高齢犬を飼っている方へのアドバイスとして、何かあったときに犬のことを相談できるプロの方とのつきあいがあること、かかりつけの獣医師さんをつくることは大事だと教えてくださいました。老犬介護はかなり大変なので、若いうちからプロの施設を利用して、将来を見据えて老犬になってからも安心して任せられるところを見つけておくことがワンちゃんのためにも飼い主さんのためにも大切だということです。
具合が悪いワンちゃんをお世話している飼い主さんへのメッセージをお伺いすると、「ワンちゃんのことを何とかしてあげたい!という気持ちでワンちゃんを大切にしていたらそれで十分ですよ。自分を責める飼い主さんがおられるけれど、愛情をもってしっかり育ててきたのだからワンちゃんは幸せだと思いますよ。」と語ってくださいました。
奥さまも「老犬介護はきれいごとではなく、飼い主さんは負の感情を持っています。それは当然ですよって共感してくれる人が必要ですよね。私たちも話を聞きますので。」とあたたかくお話しくださいました。
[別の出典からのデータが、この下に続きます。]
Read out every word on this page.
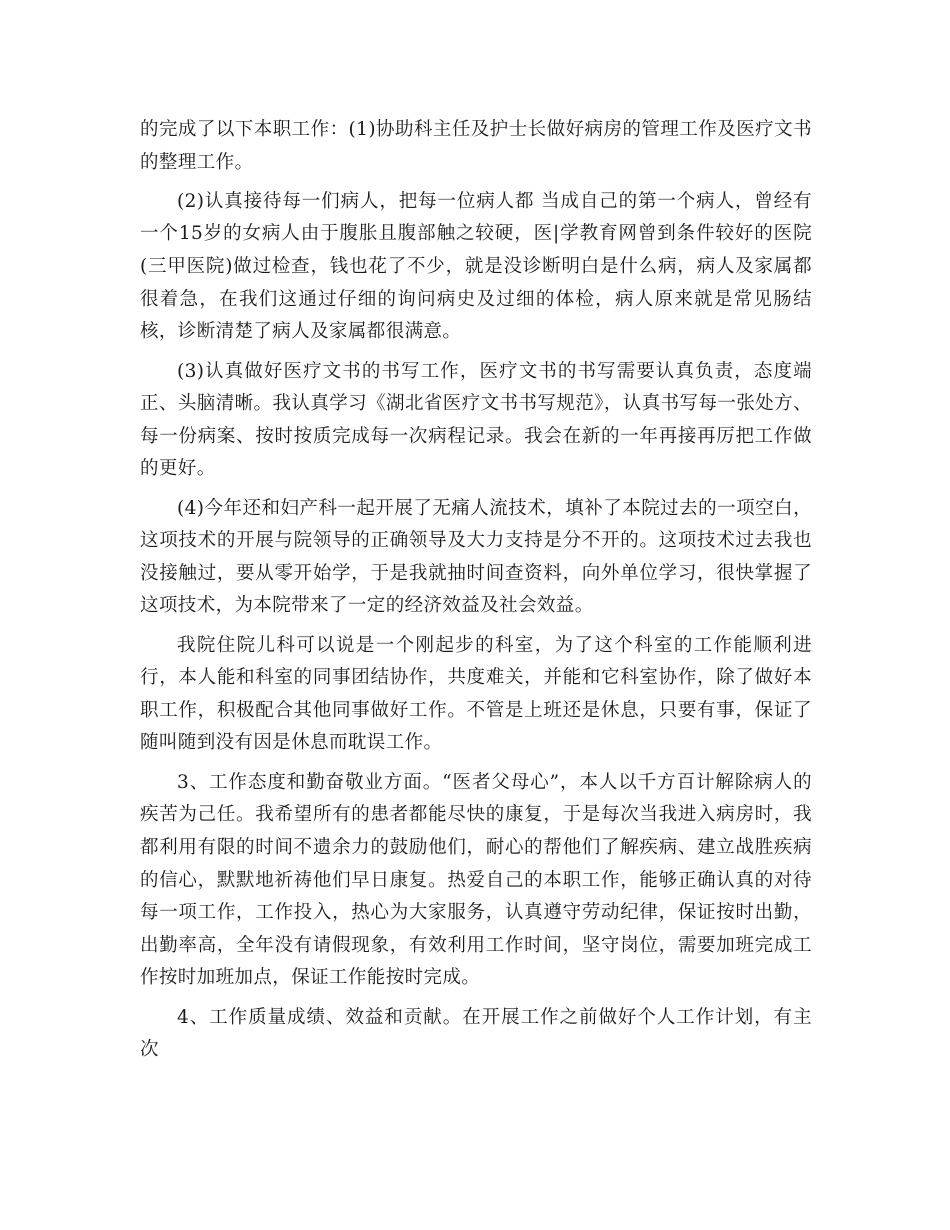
的完成了以下本职工作：(1)协助科主任及护士长做好病房的管理工作及医疗文书的整理工作。

(2)认真接待每一们病人，把每一位病人都 当成自己的第一个病人，曾经有一个15岁的女病人由于腹胀且腹部触之较硬，医|学教育网曾到条件较好的医院(三甲医院)做过检查，钱也花了不少，就是没诊断明白是什么病，病人及家属都很着急，在我们这通过仔细的询问病史及过细的体检，病人原来就是常见肠结核，诊断清楚了病人及家属都很满意。

(3)认真做好医疗文书的书写工作，医疗文书的书写需要认真负责，态度端正、头脑清晰。我认真学习《湖北省医疗文书书写规范》，认真书写每一张处方、每一份病案、按时按质完成每一次病程记录。我会在新的一年再接再厉把工作做的更好。

(4)今年还和妇产科一起开展了无痛人流技术，填补了本院过去的一项空白，这项技术的开展与院领导的正确领导及大力支持是分不开的。这项技术过去我也没接触过，要从零开始学，于是我就抽时间查资料，向外单位学习，很快掌握了这项技术，为本院带来了一定的经济效益及社会效益。

我院住院儿科可以说是一个刚起步的科室，为了这个科室的工作能顺利进行，本人能和科室的同事团结协作，共度难关，并能和它科室协作，除了做好本职工作，积极配合其他同事做好工作。不管是上班还是休息，只要有事，保证了随叫随到没有因是休息而耽误工作。

3、工作态度和勤奋敬业方面。“医者父母心”，本人以千方百计解除病人的疾苦为己任。我希望所有的患者都能尽快的康复，于是每次当我进入病房时，我都利用有限的时间不遗余力的鼓励他们，耐心的帮他们了解疾病、建立战胜疾病的信心，默默地祈祷他们早日康复。热爱自己的本职工作，能够正确认真的对待每一项工作，工作投入，热心为大家服务，认真遵守劳动纪律，保证按时出勤，出勤率高，全年没有请假现象，有效利用工作时间，坚守岗位，需要加班完成工作按时加班加点，保证工作能按时完成。

4、工作质量成绩、效益和贡献。在开展工作之前做好个人工作计划，有主次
最後に今後の展望について伺うと「コロナのようなことが犬の世界で起こらないことを願います。1頭でも多くのワンちゃんが幸せになることを願っています。」と語ってくださいました。
訓練所というと厳しいイメージでしたが、根底にワンちゃんへの深い愛情があり、また飼い主さんへのあたたかさにあふれた施設であることが印象的なインタビューでした。